Summary
The Manager of Revenue Cycle oversees data analysis, follow-ups, and implements recommendations. They ensure accurate coding and billing of medical claims (including CalAIM & Drug Medi-Cal billing), review patient records, and guide billing practices in accordance with all applicable coding and billing guidelines. Reporting to the Clinic Director, they collaborate with other departments and directly supervise the Revenue Cycle Analyst.
Essential Functions
- Supports Cal AIM and Drug Medi-Cal claims in addition to supervising Health Center Revenue Cycle.
- Directly supervises Revenue Cycle Analyst
- Monitor and analyze coding and billing data to identify trends and opportunities for improvement.
- Advanced organizational and project management skills, and ability to lead a team, prioritize tasks, and see projects through from inception to completion on schedule
- Collaborate with other departments, such as clinicians and third-party claims processing, to identify and address coding, payment, and billing issues.
- Monitor and analyze key performance indicators (KPIs) related to revenue cycle performance.
- Develop and implement policies and procedures to improve revenue cycle efficiency and compliance.

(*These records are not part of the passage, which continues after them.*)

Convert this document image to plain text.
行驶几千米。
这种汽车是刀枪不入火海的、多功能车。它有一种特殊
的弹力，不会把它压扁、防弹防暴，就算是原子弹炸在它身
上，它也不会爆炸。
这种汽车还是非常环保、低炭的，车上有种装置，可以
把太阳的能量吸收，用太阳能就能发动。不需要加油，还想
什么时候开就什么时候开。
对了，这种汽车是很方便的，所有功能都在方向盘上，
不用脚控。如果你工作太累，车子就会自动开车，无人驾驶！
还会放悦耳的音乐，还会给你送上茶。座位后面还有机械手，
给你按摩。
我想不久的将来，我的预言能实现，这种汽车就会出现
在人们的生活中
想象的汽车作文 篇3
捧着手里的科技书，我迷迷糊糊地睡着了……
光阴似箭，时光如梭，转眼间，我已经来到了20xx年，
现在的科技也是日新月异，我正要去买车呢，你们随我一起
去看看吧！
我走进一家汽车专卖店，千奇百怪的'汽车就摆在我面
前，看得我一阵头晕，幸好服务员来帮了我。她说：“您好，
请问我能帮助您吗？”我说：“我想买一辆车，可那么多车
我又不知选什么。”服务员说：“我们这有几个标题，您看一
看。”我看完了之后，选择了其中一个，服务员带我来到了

- Ensure accurate and timely documentation of coding and billing activities in health plan systems to adhere to company policy.
- Assists, supports, and trains other departments on health insurance packages for clean claim processing.

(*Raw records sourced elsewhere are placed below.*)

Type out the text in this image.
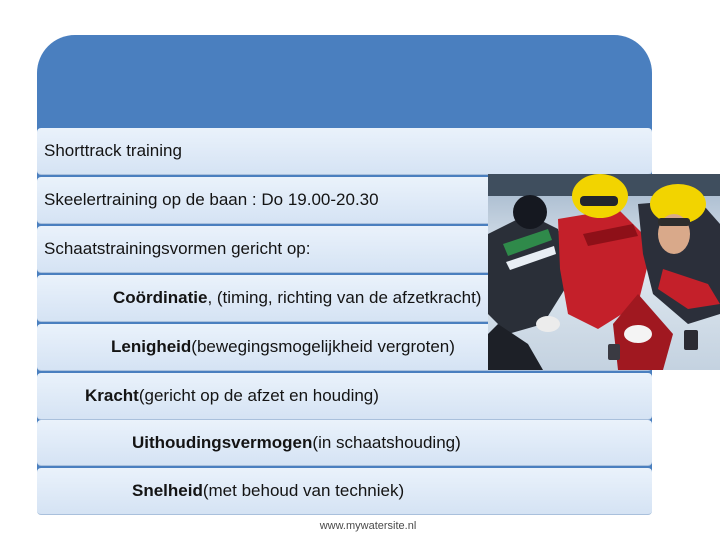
Shorttrack training
Skeelertraining op de baan : Do 19.00-20.30
Schaatstrainingsvormen gericht op:
Coördinatie , (timing, richting van de afzetkracht)
Lenigheid (bewegingsmogelijkheid vergroten)
Kracht (gericht op de afzet en houding)
Uithoudingsvermogen (in schaatshouding)
Snelheid (met behoud van techniek)
www.mywatersite.nl
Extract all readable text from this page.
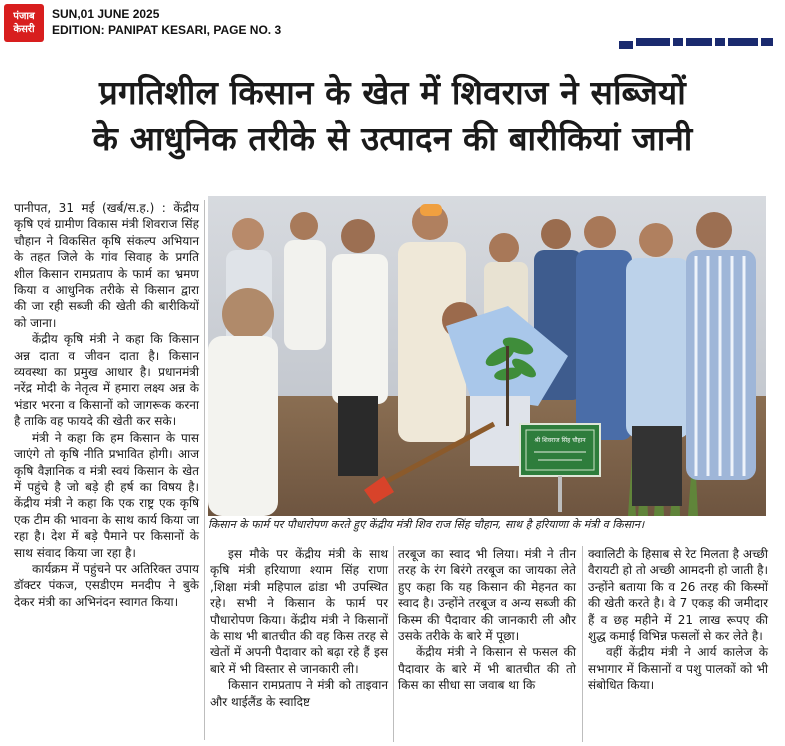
पंजाब
केसरी
SUN,01 JUNE 2025
EDITION: PANIPAT KESARI, PAGE NO. 3
प्रगतिशील किसान के खेत में शिवराज ने सब्जियों
के आधुनिक तरीके से उत्पादन की बारीकियां जानी

पानीपत, 31 मई (खर्ब/स.ह.) : केंद्रीय कृषि एवं ग्रामीण विकास मंत्री शिवराज सिंह चौहान ने विकसित कृषि संकल्प अभियान के तहत जिले के गांव सिवाह के प्रगति शील किसान रामप्रताप के फार्म का भ्रमण किया व आधुनिक तरीके से किसान द्वारा की जा रही सब्जी की खेती की बारीकियों को जाना।

केंद्रीय कृषि मंत्री ने कहा कि किसान अन्न दाता व जीवन दाता है। किसान व्यवस्था का प्रमुख आधार है। प्रधानमंत्री नरेंद्र मोदी के नेतृत्व में हमारा लक्ष्य अन्न के भंडार भरना व किसानों को जागरूक करना है ताकि वह फायदे की खेती कर सके।

मंत्री ने कहा कि हम किसान के पास जाएंगे तो कृषि नीति प्रभावित होगी। आज कृषि वैज्ञानिक व मंत्री स्वयं किसान के खेत में पहुंचे है जो बड़े ही हर्ष का विषय है। केंद्रीय मंत्री ने कहा कि एक राष्ट्र एक कृषि एक टीम की भावना के साथ कार्य किया जा रहा है। देश में बड़े पैमाने पर किसानों के साथ संवाद किया जा रहा है।

कार्यक्रम में पहुंचने पर अतिरिक्त उपाय डॉक्टर पंकज, एसडीएम मनदीप ने बुके देकर मंत्री का अभिनंदन स्वागत किया।

श्री शिवराज सिंह चौहान
किसान के फार्म पर पौधारोपण करते हुए केंद्रीय मंत्री शिव राज सिंह चौहान, साथ है हरियाणा के मंत्री व किसान।

इस मौके पर केंद्रीय मंत्री के साथ कृषि मंत्री हरियाणा श्याम सिंह राणा ,शिक्षा मंत्री महिपाल ढांडा भी उपस्थित रहे। सभी ने किसान के फार्म पर पौधारोपण किया। केंद्रीय मंत्री ने किसानों के साथ भी बातचीत की वह किस तरह से खेतों में अपनी पैदावार को बढ़ा रहे हैं इस बारे में भी विस्तार से जानकारी ली।

किसान रामप्रताप ने मंत्री को ताइवान और थाईलैंड के स्वादिष्ट

तरबूज का स्वाद भी लिया। मंत्री ने तीन तरह के रंग बिरंगे तरबूज का जायका लेते हुए कहा कि यह किसान की मेहनत का स्वाद है। उन्होंने तरबूज व अन्य सब्जी की किस्म की पैदावार की जानकारी ली और उसके तरीके के बारे में पूछा।

केंद्रीय मंत्री ने किसान से फसल की पैदावार के बारे में भी बातचीत की तो किस का सीधा सा जवाब था कि

क्वालिटी के हिसाब से रेट मिलता है अच्छी वैरायटी हो तो अच्छी आमदनी हो जाती है। उन्होंने बताया कि व 26 तरह की किस्मों की खेती करते है। वे 7 एकड़ की जमीदार हैं व छह महीने में 21 लाख रूपए की शुद्ध कमाई विभिन्न फसलों से कर लेते है।

वहीं केंद्रीय मंत्री ने आर्य कालेज के सभागार में किसानों व पशु पालकों को भी संबोधित किया।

- Participate in internal and external audits and reports.
- Stay updated on healthcare regulations and reimbursement changes, ensuring compliance with all federal and state laws.
- Prepare and present financial reports to senior management, identifying trends and areas for improvement.
- Assign and provide guidance on appropriate codes to health plan claims in compliance with regulatory requirements and health plan policies.
- Provide education and training to staff on coding and billing requirements and best practices.
- Attends and participates in internal department meetings and external peer network groups.
- Maintain knowledge of current coding and billing regulations and guidelines.
- Responsible for oversight of submitting applications for new contract agreements.
- On-time completion of assigned training and policies
- Performs other duties as assigned
Qualifications
- Bachelor’s degree in healthcare administration, finance, business administration, or a related field (Master's degree preferred).
- Certified Professional Coder (CPC) – AAPC, preferred.
- 6+ years experience in revenue cycle management in a healthcare setting.
- 3+ years in leadership, overseeing direct reports
- Strong understanding of medical terminology, coding guidelines, and insurance billing procedures.
- Applies understanding of Medicare, Medi-Cal and other payor guidelines.
- Familiarity with Cal-Aim billing and Drug Medi-Cal programs preferred.
- Knowledge of medical terminology, including but not limited to, ICD10; CPT; HCPC; CDT; and PPS.
- Strong communication, analytical, and problem-solving skills.
- Team-oriented and self-motivated with a positive attitude.
- Proficiency in Microsoft Office applications
- Excellent written and verbal communication skills.
- Strong organizational and time management skills.
- Knowledge of and compliance with HIPAA privacy laws
- Working knowledge of healthcare EPIC software preferred.